Sally is described as a “complex personality” (1, p. 189), who was “a clever little liar” (1, p. 198) (search “lying” for past posts), which, by itself, is rather meager proof of multiple personality. But she had been sponsored for the job at Mrs. Maxie’s mansion by a home for unwed mothers. So she had not just told a little lie, but was actually living a lie, and I find it beyond belief that a young wife and mother would do that, unless she had an alternate personality who believed it, and who was thereby helping her to cope with her husband’s “abandonment.”

Comment
So was P. D. James cheating with unreliable narration? And did she attribute behavior to Sally that was unbelievable? Or does the narration and characterization make sense if both the murderer and victim had multiple personality (even if the author would deny that she had any such intention)?

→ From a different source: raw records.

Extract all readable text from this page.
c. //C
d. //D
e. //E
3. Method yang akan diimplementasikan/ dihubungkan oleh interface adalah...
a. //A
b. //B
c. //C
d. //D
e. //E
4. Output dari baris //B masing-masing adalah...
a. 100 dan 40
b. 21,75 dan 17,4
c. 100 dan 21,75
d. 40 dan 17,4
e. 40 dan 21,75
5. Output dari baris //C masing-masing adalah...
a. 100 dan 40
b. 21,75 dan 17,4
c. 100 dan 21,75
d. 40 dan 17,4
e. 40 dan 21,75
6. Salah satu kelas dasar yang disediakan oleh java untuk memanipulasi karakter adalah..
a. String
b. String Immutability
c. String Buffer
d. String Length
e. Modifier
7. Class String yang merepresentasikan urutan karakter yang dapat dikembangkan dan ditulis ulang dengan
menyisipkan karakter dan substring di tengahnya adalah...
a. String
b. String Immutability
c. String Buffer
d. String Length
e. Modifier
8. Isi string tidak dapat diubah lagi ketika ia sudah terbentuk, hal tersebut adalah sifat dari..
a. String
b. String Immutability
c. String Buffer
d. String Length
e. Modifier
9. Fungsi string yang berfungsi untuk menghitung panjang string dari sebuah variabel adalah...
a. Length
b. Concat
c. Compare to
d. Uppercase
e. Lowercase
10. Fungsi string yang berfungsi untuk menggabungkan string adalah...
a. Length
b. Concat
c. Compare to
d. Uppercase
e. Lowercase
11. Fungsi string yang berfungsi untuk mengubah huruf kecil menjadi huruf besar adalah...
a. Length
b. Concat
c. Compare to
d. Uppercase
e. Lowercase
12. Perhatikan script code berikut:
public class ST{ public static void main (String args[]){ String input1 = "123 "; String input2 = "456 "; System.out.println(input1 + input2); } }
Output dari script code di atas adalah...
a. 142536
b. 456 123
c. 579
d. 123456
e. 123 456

As discussed in many past posts, I consider unintentional, unacknowledged, symptoms of multiple personality in a work of fiction to be reflective of multiple personality trait in the author. But I would have to find more evidence, perhaps biographical, to make that interpretation fully credible in this case. And I don’t yet know if such evidence is available. So my interpretation in this post is tentative.

1. P. D. James. Cover Her Face [1962]. New York, Touchstone/Simon & Schuster, 2001.